AI writes 80% of the code (login page, home page, CSS, admin portal). A junior programmer fixes the mistakes so the test suite can pass. The intermediate programmer writes the 20% of the code that actually matters to the company (business logic, database access, security controls). Senior level might not change much at all: someone still needs to define the architecture, meet with stakeholders, gather requirements, and write (or at least review) documentation. Someone will still need to support that code in production.
I don’t actually foresee the amount of time we spend working on applications will change. But what we do with that time definitely will.

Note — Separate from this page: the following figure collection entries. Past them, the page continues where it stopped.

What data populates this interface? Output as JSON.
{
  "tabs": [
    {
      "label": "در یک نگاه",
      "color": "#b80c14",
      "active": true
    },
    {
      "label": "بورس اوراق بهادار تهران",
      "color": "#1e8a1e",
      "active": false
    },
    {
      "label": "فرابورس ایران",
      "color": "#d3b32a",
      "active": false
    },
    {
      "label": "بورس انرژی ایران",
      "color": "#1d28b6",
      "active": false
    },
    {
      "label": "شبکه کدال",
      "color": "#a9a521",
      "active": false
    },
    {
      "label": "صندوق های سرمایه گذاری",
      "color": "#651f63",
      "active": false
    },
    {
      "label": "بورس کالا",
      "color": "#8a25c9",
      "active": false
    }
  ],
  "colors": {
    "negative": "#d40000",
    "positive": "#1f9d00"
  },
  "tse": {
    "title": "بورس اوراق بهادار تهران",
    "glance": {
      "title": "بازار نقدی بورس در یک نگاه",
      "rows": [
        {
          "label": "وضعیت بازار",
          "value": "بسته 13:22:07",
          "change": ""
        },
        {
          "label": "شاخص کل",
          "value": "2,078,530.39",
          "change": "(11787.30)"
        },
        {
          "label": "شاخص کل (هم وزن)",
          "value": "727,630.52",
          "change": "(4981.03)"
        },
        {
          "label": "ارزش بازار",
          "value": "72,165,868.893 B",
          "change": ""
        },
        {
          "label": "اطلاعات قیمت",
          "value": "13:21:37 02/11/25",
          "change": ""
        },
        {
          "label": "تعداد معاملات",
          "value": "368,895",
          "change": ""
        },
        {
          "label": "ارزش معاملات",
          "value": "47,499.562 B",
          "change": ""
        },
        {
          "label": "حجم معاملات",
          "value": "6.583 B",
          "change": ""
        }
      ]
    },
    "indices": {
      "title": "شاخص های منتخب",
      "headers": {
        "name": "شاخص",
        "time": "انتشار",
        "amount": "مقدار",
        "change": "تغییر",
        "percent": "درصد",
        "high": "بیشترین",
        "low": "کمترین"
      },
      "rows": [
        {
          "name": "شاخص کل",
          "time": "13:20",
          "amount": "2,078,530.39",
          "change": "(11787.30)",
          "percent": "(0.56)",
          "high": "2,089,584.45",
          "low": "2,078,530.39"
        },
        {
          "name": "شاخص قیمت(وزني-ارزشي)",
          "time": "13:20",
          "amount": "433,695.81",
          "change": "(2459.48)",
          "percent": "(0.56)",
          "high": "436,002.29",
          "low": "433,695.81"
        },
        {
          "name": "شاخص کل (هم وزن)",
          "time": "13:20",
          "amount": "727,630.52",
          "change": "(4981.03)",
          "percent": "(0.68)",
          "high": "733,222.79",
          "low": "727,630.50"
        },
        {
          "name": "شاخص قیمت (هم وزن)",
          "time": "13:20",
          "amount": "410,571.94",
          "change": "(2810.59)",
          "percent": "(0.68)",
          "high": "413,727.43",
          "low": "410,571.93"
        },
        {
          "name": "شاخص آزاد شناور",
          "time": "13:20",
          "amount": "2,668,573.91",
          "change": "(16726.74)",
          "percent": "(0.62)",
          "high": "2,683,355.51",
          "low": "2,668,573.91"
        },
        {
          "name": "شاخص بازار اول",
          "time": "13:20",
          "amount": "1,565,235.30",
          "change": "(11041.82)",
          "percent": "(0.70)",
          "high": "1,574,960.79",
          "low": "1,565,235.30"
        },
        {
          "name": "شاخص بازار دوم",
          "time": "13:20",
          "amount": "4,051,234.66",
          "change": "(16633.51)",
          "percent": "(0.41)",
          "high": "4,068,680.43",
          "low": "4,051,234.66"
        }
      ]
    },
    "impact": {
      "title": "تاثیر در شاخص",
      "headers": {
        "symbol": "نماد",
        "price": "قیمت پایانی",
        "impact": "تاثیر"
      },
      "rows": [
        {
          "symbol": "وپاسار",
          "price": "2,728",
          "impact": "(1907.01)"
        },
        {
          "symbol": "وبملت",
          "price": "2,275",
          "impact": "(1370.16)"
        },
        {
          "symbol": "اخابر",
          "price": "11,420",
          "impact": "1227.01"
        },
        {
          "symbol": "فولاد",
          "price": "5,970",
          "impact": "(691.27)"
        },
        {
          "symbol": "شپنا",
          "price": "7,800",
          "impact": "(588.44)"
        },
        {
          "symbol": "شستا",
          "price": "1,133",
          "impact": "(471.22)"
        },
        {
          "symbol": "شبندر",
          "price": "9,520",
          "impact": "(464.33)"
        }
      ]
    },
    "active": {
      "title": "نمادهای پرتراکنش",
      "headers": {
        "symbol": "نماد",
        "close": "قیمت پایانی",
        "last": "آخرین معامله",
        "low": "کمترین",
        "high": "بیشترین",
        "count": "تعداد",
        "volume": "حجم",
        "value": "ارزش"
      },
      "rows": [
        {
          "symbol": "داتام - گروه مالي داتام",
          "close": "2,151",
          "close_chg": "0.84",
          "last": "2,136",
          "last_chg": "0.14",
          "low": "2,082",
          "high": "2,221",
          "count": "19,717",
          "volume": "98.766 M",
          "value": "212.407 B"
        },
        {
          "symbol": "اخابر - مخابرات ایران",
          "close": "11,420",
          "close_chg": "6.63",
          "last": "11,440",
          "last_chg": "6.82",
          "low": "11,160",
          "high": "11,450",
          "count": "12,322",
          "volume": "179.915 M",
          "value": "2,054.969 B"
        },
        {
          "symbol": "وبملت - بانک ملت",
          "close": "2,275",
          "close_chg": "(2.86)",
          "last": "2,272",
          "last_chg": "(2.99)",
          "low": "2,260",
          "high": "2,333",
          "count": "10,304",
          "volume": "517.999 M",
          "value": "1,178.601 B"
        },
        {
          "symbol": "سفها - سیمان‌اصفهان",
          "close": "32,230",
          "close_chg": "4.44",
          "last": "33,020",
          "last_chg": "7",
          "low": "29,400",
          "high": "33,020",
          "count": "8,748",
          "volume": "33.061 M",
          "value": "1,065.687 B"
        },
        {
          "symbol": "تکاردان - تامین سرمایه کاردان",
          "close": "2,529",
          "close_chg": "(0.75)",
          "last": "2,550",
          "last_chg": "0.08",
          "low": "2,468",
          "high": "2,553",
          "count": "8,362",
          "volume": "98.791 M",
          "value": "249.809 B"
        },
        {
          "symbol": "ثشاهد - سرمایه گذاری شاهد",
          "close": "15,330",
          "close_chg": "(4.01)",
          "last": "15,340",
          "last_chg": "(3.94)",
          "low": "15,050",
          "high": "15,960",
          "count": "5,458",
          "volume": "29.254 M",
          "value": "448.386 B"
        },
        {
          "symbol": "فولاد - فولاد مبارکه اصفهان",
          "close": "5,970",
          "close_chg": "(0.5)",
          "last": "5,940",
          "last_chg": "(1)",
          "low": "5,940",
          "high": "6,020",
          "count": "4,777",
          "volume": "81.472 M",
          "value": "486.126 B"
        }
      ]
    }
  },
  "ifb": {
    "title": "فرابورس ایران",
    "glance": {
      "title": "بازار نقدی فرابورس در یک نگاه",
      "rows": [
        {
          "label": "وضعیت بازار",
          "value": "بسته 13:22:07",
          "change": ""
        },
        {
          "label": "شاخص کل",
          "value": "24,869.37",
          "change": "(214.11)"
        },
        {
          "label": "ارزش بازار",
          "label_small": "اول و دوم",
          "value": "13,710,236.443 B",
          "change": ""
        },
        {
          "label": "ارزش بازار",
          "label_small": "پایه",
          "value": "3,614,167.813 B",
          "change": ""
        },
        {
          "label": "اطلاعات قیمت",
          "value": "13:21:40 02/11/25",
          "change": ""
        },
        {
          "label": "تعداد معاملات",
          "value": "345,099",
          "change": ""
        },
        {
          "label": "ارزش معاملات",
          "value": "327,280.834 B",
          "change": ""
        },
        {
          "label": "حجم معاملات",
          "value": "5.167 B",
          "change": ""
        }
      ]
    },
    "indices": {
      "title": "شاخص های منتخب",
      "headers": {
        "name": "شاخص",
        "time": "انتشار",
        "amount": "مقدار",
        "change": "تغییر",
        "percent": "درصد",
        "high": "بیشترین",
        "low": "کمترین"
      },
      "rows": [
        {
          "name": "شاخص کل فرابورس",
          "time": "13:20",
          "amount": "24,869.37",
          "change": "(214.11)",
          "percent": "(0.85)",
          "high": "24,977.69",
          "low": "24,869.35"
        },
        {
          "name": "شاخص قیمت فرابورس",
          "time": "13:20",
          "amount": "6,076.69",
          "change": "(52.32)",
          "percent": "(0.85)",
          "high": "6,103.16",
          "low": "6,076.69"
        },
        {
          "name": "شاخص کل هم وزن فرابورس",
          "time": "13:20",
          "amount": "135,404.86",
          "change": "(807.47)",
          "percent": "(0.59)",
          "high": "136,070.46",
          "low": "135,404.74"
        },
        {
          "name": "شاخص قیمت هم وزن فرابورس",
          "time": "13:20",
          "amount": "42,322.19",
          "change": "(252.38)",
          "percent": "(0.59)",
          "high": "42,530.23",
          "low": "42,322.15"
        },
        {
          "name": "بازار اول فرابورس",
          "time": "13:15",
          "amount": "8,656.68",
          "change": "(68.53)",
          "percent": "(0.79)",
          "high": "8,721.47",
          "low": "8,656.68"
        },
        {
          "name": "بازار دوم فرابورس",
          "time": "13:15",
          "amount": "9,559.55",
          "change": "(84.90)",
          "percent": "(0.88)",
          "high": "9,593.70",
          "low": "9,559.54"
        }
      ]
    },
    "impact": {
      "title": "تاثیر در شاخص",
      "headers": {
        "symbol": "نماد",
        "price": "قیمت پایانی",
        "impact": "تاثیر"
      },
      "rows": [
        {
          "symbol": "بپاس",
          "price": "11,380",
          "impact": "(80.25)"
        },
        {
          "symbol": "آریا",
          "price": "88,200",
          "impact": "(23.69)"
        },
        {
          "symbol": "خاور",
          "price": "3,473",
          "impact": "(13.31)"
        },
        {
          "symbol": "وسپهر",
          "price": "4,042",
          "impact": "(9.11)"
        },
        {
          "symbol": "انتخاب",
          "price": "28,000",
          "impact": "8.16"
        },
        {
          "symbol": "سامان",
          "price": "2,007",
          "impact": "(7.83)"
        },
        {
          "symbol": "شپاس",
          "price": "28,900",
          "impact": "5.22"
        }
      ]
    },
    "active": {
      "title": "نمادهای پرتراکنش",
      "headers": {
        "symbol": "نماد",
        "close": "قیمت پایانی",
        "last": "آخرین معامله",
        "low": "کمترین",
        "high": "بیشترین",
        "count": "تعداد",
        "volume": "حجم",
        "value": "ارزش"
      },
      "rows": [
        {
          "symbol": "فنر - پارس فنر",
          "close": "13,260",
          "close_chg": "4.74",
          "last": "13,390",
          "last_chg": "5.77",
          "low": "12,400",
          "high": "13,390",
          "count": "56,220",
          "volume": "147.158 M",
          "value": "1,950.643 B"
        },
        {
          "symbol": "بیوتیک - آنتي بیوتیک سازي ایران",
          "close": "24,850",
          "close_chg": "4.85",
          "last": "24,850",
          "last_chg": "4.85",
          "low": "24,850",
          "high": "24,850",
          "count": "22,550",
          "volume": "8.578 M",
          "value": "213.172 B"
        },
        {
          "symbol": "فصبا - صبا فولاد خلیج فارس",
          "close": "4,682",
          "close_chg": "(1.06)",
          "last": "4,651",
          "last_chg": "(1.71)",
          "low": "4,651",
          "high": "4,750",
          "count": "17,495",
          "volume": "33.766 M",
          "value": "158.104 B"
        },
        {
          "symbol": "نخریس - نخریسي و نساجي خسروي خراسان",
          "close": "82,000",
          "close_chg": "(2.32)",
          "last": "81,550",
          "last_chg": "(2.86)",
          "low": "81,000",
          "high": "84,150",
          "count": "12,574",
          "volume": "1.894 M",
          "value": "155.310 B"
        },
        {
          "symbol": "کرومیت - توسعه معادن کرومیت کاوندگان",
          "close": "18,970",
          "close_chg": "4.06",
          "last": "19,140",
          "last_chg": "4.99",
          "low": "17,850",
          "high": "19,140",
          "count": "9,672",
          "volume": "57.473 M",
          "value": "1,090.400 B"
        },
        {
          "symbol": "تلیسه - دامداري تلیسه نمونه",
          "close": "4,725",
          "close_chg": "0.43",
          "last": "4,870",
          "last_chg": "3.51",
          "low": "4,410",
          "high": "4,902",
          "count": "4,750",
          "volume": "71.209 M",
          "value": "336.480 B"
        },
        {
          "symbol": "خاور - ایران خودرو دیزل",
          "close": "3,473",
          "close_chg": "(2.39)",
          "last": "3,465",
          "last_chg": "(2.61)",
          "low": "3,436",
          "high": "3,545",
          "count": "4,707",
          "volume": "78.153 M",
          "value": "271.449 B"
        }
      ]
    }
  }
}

When you can get the basic functionality of your app done in minutes, it frees up a lot of time for code review, documentation, and more importantly: writing cool features! Like business logic. Like tricky edge cases. You know, the fun and challenging stuff.
Software will be quicker to write which means we can devote more time and resources to doing cooler stuff which means tech advances quicker which means more cool stuff.
And When The Day Comes…
I will not pretend that I don’t see a day when AI is good enough to completely replace a LOT of workers, with no obvious new industry to absorb those jobs. We’re likely several decades away from that, but we may actually get there. That should be the happiest day in the history of humanity! Obviously we have a LONG way to go, socially and politically speaking, before we can gracefully handle this possibility.
It should be the happiest day because that’s the day when the majority of humanity no longer needs to work. If robots and AIs are doing all of our work for us, at that point there is no reason why universal basic income and single-payer healthcare aren’t ubiquitous. Everyone would be free to work on whatever they want (or nothing, why not?) because there would no longer be any need for almost anyone to work just so they can survive.
And if we get to that point with technology without reaching that point socially and politically… well, I think the world will catch up.
If This Idea Upsets You
On a last note, if this idea upsets you, ask yourself why you’re upset. Do you really want to spend the rest of your life writing a login page over and over again? Is building CRUD backends really that fulfilling? Or would you rather work on fun/exciting/interesting/challenging things?
Let the boring stuff be done by an entity that is actually incapable of being bored. Seek out roles higher up the chain. Your particular job may go away but your career is not threatened until everyone’s career is threatened.